The challenge of real-time AI: How to drive down latency and cost
Learn about reducing latency, managing costs, and achieving real-time access, as discussed by Dr. Sharon Zhou, co-founder of Lamini, at the Real-Time Data Summit.
The value of artificial intelligence (AI) is significantly enhanced when it can operate in real time, enabling faster, more impactful decisions and actions. But it’s tough for large language models (LLMs) to be real time because of the computational load they demand and the cost involved. The good news is that latency, cost, and real-time access are interrelated, and finding ways to reduce latency also reduces costs and makes real-time access easier to achieve.
That’s according to Dr. Sharon Zhou, co-founder and CEO of Lamini, a Menlo Park, California company that builds an integrated LLM fine-tuning and inference engine for enterprises. Previously, she was on the computer science faculty at Stanford, leading a research group in generative AI (GenAI). It’s also where she received her PhD in GenAI with Dr. Andrew Ng. She spoke at the Real-Time Data Summit, a virtual event intended to advance the market and equip developers for the rapid growth of real-time data, leveraging its power for AI to address this latency, cost, and real-time access conundrum.

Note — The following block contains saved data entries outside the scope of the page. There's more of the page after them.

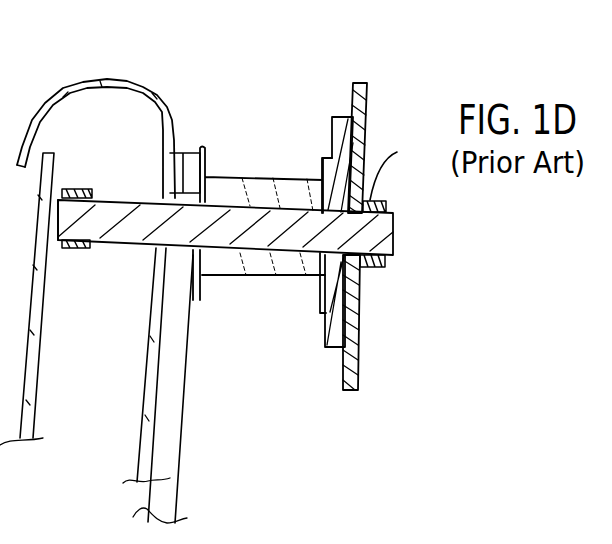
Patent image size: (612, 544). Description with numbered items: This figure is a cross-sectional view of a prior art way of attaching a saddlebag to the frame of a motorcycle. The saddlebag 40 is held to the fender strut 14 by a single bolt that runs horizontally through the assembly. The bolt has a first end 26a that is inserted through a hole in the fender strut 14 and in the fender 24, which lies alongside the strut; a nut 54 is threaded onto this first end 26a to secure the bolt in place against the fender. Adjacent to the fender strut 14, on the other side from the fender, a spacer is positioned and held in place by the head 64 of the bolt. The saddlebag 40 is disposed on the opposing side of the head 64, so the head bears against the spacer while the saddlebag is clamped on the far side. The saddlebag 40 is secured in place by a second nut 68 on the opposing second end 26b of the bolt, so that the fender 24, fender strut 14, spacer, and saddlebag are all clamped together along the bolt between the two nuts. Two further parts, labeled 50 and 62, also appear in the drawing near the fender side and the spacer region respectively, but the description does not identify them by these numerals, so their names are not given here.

The fender strut 14 is at (342, 116).
The fender 24 is at (360, 82).
The first end of bolt 26a is at (393, 229).
The second end of bolt 26b is at (60, 185).
The saddlebag 40 is at (134, 80).
The washer 50 is at (395, 162).
The nut 54 is at (383, 200).
The cylinder 62 is at (241, 177).
The head of bolt 64 is at (184, 153).
The nut 68 is at (91, 190).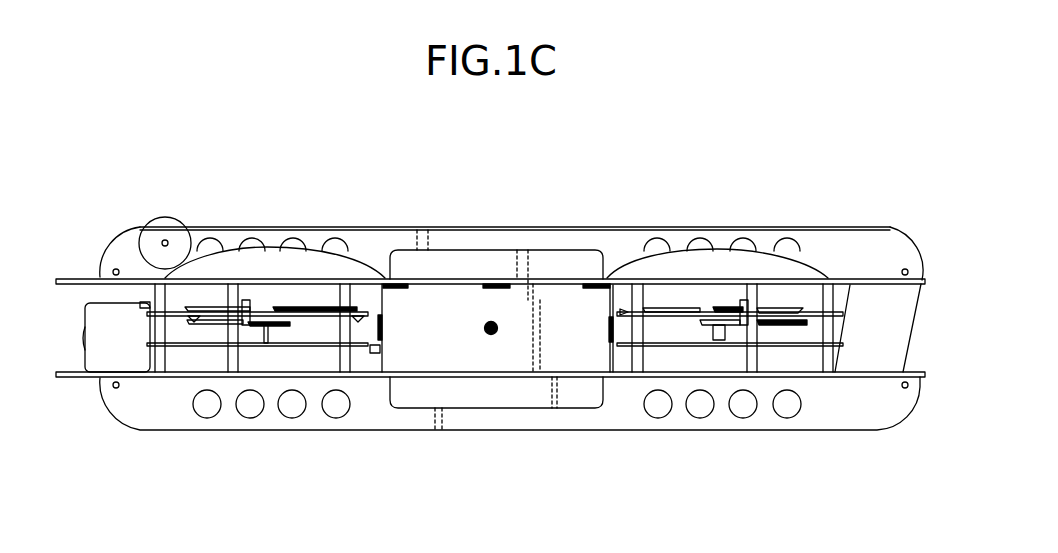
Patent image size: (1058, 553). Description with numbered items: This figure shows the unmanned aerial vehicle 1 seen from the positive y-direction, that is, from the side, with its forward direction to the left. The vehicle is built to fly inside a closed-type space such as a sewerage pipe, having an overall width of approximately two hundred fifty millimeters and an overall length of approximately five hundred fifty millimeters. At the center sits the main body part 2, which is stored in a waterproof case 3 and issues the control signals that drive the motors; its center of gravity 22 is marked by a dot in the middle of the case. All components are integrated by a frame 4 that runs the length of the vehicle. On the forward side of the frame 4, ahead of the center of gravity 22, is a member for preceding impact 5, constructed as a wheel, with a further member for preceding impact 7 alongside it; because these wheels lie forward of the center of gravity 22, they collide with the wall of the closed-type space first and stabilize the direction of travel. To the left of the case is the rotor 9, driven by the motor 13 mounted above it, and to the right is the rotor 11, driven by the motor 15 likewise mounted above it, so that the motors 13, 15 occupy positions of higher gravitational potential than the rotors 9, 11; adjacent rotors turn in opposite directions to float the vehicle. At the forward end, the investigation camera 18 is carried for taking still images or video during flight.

The unmanned aerial vehicle 1 is at (755, 170).
The main body part 2 is at (495, 332).
The waterproof case 3 is at (502, 397).
The frame 4 is at (853, 418).
The member for preceding impact 5 is at (163, 226).
The member for preceding impact 7 is at (225, 280).
The rotor 9 is at (197, 323).
The rotor 11 is at (777, 318).
The motor 13 is at (272, 295).
The motor 15 is at (707, 297).
The investigation camera 18 is at (83, 352).
The center of gravity 22 is at (491, 322).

The key challenges of real time
Zhou cites three main areas that make it difficult to deliver AI-driven applications in real time:
Computation
It’s no secret to anyone that AI applications, particularly LLMs, require enormous computations. And we’re talking on the order of billions – just for a single question. That’s a big change from the machine learning (ML) of the past. "Even a million parameters was enormous and almost unthinkable, and that was just a few years ago," Zhou says.
Take a seemingly simple example. "Even when you ask [an LLM], 'Hi, what's up?' it's doing all the computation on the word 'Hi,' then ‘what's, and then 'up,'" Zhou says. "It's just very expensive to get through all of that."
But that’s just the start. Not only does the LLM need to interpret the input, it needs to create output, and that’s just as complex. "For example, 'Hi, what's up? I am good,’" Zhou explains. "It takes time for it to read, and it takes time for it to write. The bigger the model, the more computations there are. For a 100-billion parameter model, which the original GPT-3 and ChatGPT-like models were, that is very expensive."
Now imagine a real-world application where you're not just saying, "Hi, what's up," but giving the LLM additional data. "Let's say you want to detect whether their sign-in was fraudulent or not," Zhou says. "That's a lot of different user data you can pass through into the model. It needs to read all of that and then produce an answer for you."
Actual applications also require more complex output. "You want it to give an explanation for why it said what it said, whether it's yes or no," Zhou explains.
Cost
There are three main drivers that make real-time LLMs so expensive. "One is that just running the model once is expensive, certainly more expensive than pinging a website." It might cost just a fraction of a cent, but that adds up as you feed more data to the model.
Plus, computational loads are so heavy that completely new, reliable infrastructures need to be built to handle them, Zhou says. "It’s a really hard and very complex software engineering problem."